2. The case has been argued on the assumption that kitchen-knives and penknives are not to be regarded as cutlery. The entire controversy ranges over the question whether kitchen-knives and penknives can be described as 'hardware' within the meaning of that term in the expression 'mill-stores and hardware' contained in Notification No. ST-1367/X 1045(19)-1960 dated the 5th April, 1961. The notification declares that the rate of tax in respect of the turnover of 'mill-stores and hardware' shall be three paise per rupee at all points of sale with effect from 5th April, 1961. It is on the basis of this notification that the Additional Judge (Revisions) has applied the rate of 3 per cent. In our judgment, the Additional Judge (Revisions) is wrong. It may be that speaking generally kitchen-knives and penknives can be described as hardware. The knives are made of iron and are, therefore, goods made of base metal. But it cannot be overlooked that the entry in the notification does not refer to hardware alone. It speaks of 'mill-stores and hardware'. It seems to us that a distinct category of goods is contemplated here. A perusal of the notification shows that each entry in it refers to a distinct category of goods. We are of opinion that the various items mentioned in the entry must be understood in the sense implied from their member ship of that category. 'Mill-stores and hardware' have been deliberately set down as comprising between themselves a single category, and, there fore, when determining what 'hardware' as used here means we must read the entire entry to ascertain what was intended within the category covered by it. It could be said that the word 'hardware' in the entry takes its colour from 'mill-stores'. Its meaning is limited by the company it keeps. If the word was intended to comprehend its wider meaning it would, we think, be entered as a separate entry and not be put in the same entry as 'mill-stores'. We had occasion to consider the expression 'mill stores and hardware' in Commissioner of Sales Tax v. Aftab Husain  25 S.T.C. 471 and we pointed out that the expression referred to commodities belonging to allied trades, that while 'mill-stores' consisted of items such as small tools and spare parts of machinery, 'hardware' referred ordinarily to items made of base metal consisting of building materials such as nuts, bolts, hinges, rivets, latches etc.

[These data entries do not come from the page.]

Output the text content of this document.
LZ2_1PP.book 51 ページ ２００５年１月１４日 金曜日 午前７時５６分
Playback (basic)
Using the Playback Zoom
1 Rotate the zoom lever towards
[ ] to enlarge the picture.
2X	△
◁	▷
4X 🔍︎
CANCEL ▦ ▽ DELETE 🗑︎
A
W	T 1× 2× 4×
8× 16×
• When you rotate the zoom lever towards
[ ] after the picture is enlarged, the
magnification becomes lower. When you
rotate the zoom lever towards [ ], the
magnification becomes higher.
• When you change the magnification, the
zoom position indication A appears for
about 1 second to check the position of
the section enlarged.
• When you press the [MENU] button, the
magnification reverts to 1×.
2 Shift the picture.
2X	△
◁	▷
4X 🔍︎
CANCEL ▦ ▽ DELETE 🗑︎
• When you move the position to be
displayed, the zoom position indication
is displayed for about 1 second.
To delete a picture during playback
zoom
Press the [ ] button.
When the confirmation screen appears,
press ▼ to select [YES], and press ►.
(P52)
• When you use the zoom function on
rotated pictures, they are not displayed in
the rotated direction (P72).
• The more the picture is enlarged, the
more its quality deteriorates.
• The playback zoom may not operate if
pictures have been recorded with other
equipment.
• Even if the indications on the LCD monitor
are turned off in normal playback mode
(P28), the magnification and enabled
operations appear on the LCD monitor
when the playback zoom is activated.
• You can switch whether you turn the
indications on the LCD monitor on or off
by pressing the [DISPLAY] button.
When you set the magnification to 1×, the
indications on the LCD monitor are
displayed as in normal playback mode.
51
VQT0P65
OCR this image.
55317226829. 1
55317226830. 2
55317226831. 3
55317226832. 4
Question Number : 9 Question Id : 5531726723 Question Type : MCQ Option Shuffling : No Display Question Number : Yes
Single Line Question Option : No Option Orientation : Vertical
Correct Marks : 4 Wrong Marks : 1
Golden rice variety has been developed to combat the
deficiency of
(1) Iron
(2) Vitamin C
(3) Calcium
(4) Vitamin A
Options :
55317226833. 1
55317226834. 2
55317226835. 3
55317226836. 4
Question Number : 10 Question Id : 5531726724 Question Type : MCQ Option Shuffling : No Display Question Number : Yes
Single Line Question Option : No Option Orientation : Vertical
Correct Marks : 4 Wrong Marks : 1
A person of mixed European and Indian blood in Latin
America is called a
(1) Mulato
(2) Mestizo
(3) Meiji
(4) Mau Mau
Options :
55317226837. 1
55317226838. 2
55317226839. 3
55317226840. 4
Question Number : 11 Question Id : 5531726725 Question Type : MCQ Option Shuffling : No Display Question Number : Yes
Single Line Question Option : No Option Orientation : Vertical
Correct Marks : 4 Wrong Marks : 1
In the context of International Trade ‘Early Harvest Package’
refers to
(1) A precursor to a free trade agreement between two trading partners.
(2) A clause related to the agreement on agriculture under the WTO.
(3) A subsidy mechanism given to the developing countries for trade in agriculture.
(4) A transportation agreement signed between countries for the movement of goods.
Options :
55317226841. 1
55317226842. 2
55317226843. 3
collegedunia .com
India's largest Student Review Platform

3. Upon these considerations, the word 'hardware', we think, cannot refer to kitchen-knives and penknives. In our opinion, the notification dated 5th April, 1961, is not attracted at all. Kitchen-knives and pen knives should be taxed at the general rate of 2 per cent, levied under Section 3 of the U.P. Sales Tax Act. We answer the question referred accordingly.
4. The assessee is entitled to its costs, which we assess at Rs. 100. Counsel's fee is assessed in the same figure.